Mais c’est comme quand t’achètes une voiture jaune, tout d’un coup, il y a des voitures jaunes partout sur la route, tu sais, mais c’est juste parce que ton cerveau, il vient te faire comme « ça existe des voitures jaunes », tu sais, bien, c’est comme d’aller chercher des modèles de gens qui ont, puis moi, c’est pour ça que je trouve ça tellement inspirant, puis j’aime recevoir des femmes aussi sur mon podcast, tu sais, qui ont des histoires, justement, qui ont accompli des choses qu’elles-mêmes, elles auraient peut-être même pas pensé possible à un certain point, tu sais.

Mais, tu sais, je pense que quand c’est, en tout cas, moi, je sais pas, je suis vraiment driveée par une espèce de feu intérieur, tu sais, fait que c’est comme no matter what, tu sais, je veux avancer vers là, tu sais.

Quand tu dis, quand tu m’as dit que tu t’enlignes sur la bonne voie pour avoir tout, vraiment, c’est que t’as déjà beaucoup d’affaires que tu veux déjà, c’est quoi les cases que t’as cochées déjà? Ben, je dirais mon mariage, c’est vraiment… Une belle richesse, ça. Une belle, belle richesse, puis surtout qu’on a eu un moment, je dirais il y a 3-4 ans où ça a été vraiment plus difficile, mais tu sais, nous, ça fait 26 ans qu’on est ensemble. Mais tu sais, la relation qu’on a aujourd’hui, c’est comme, wow, genre, je pourrais mourir demain, juste ça, tu sais.

La relation que j’ai avec mes enfants, aussi, mes enfants sont rendus grands, ils sont rendus à 12-18 ans, fait que c’est vraiment différent, tu sais, que quand t’as des jeunes enfants, fait que tu sais, moi, j’ai vraiment des conversations d’adultes, aussi, avec mes enfants.
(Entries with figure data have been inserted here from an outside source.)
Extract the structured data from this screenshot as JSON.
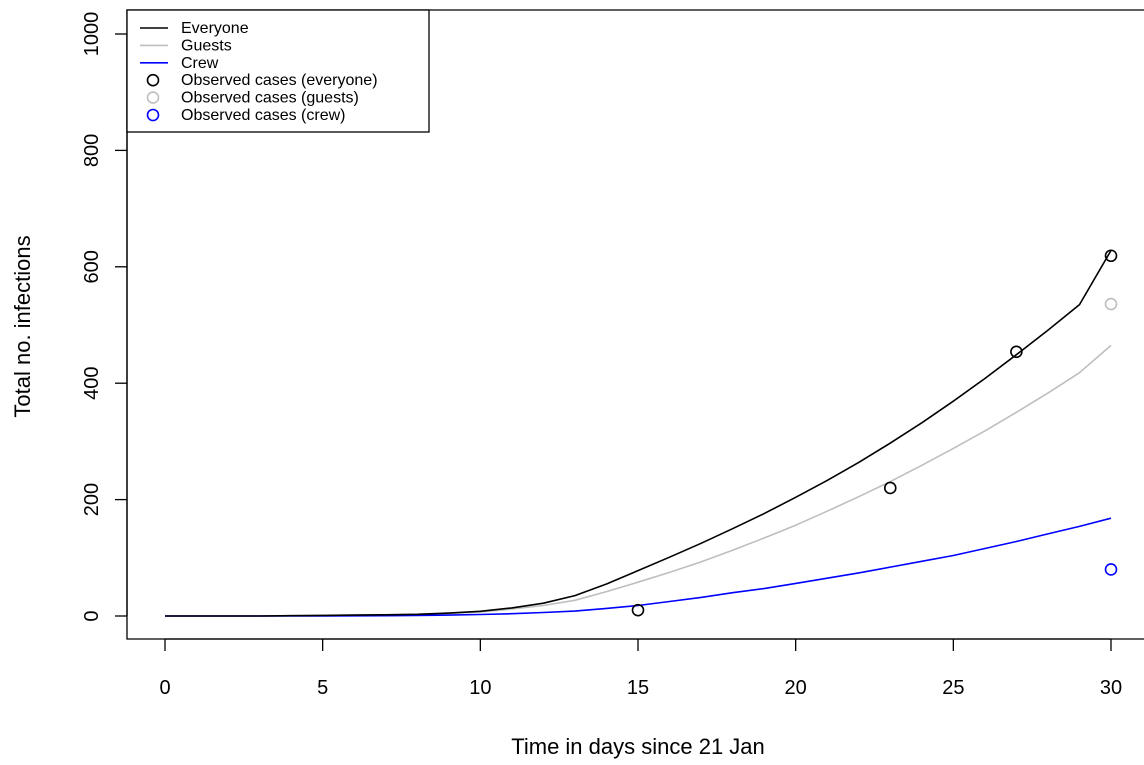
{
  "chart_data": {
    "type": "line",
    "title": "",
    "xlabel": "Time in days since 21 Jan",
    "ylabel": "Total no. infections",
    "xlim": [
      0,
      30
    ],
    "ylim": [
      0,
      1000
    ],
    "x_ticks": [
      0,
      5,
      10,
      15,
      20,
      25,
      30
    ],
    "y_ticks": [
      0,
      200,
      400,
      600,
      800,
      1000
    ],
    "x_tick_labels": [
      "0",
      "5",
      "10",
      "15",
      "20",
      "25",
      "30"
    ],
    "y_tick_labels": [
      "0",
      "200",
      "400",
      "600",
      "800",
      "1000"
    ],
    "grid": false,
    "legend_position": "top-left",
    "series": [
      {
        "name": "Everyone",
        "color": "#000000",
        "x": [
          0,
          1,
          2,
          3,
          4,
          5,
          6,
          7,
          8,
          9,
          10,
          11,
          12,
          13,
          14,
          15,
          16,
          17,
          18,
          19,
          20,
          21,
          22,
          23,
          24,
          25,
          26,
          27,
          28,
          29,
          30
        ],
        "y": [
          0,
          0,
          0,
          0,
          0.5,
          1,
          1.5,
          2,
          3,
          5,
          8,
          14,
          22,
          35,
          55,
          78,
          101,
          125,
          150,
          176,
          204,
          233,
          264,
          297,
          332,
          369,
          408,
          449,
          491,
          535,
          628
        ]
      },
      {
        "name": "Guests",
        "color": "#bebebe",
        "x": [
          0,
          1,
          2,
          3,
          4,
          5,
          6,
          7,
          8,
          9,
          10,
          11,
          12,
          13,
          14,
          15,
          16,
          17,
          18,
          19,
          20,
          21,
          22,
          23,
          24,
          25,
          26,
          27,
          28,
          29,
          30
        ],
        "y": [
          0,
          0,
          0,
          0,
          0.5,
          1,
          1.5,
          2,
          3,
          4.5,
          7,
          12,
          18,
          27,
          42,
          58,
          75,
          93,
          113,
          134,
          156,
          180,
          205,
          231,
          259,
          288,
          318,
          350,
          383,
          418,
          465
        ]
      },
      {
        "name": "Crew",
        "color": "#0000ff",
        "x": [
          0,
          1,
          2,
          3,
          4,
          5,
          6,
          7,
          8,
          9,
          10,
          11,
          12,
          13,
          14,
          15,
          16,
          17,
          18,
          19,
          20,
          21,
          22,
          23,
          24,
          25,
          26,
          27,
          28,
          29,
          30
        ],
        "y": [
          0,
          0,
          0,
          0,
          0,
          0,
          0.3,
          0.5,
          1,
          1.5,
          2.5,
          4,
          6,
          8.5,
          13,
          18,
          25,
          32,
          40,
          47,
          56,
          65,
          74,
          84,
          94,
          104,
          116,
          128,
          141,
          154,
          168
        ]
      }
    ],
    "observed": [
      {
        "name": "Observed cases (everyone)",
        "color": "#000000",
        "x": [
          15,
          23,
          27,
          30
        ],
        "y": [
          10,
          220,
          454,
          619
        ]
      },
      {
        "name": "Observed cases (guests)",
        "color": "#bebebe",
        "x": [
          30
        ],
        "y": [
          536
        ]
      },
      {
        "name": "Observed cases (crew)",
        "color": "#0000ff",
        "x": [
          30
        ],
        "y": [
          80
        ]
      }
    ],
    "legend": [
      {
        "label": "Everyone",
        "kind": "line",
        "color": "#000000"
      },
      {
        "label": "Guests",
        "kind": "line",
        "color": "#bebebe"
      },
      {
        "label": "Crew",
        "kind": "line",
        "color": "#0000ff"
      },
      {
        "label": "Observed cases (everyone)",
        "kind": "point",
        "color": "#000000"
      },
      {
        "label": "Observed cases (guests)",
        "kind": "point",
        "color": "#bebebe"
      },
      {
        "label": "Observed cases (crew)",
        "kind": "point",
        "color": "#0000ff"
      }
    ]
  }
}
J’ai hâte à ça. Ouais. Moi, là… C’est si j’ai hâte à cette vie-là, dans le sens où, genre, d’être capable d’aller deep avec quelqu’un que, bon, t’as comme créé, là, c’est comme, c’est méta, on dirait, comme expérience.

Parce que c’est comme toi qui a infusé une coupe de patente, aussi, là, puis il est rendu avec sa personnalité pis tout, mais still. Pis challenge. T’sais, moi, mes enfants, ils challenge sur, des fois, sur ce que je crois pis tout ça, t’sais, pis, t’sais, surtout, mon fils de 18 ans est très militant, en tout cas, fait que, des fois, il me rentre dedans un peu, mais, mais c’est bon, t’sais, j’adore ça, c’est ça, fait que, t’sais, la relation avec mes enfants, t’sais, mes relations en général, je dirais, c’est sûr que, moi, j’ai coché, t’sais, de faire des mois à 30-40 000.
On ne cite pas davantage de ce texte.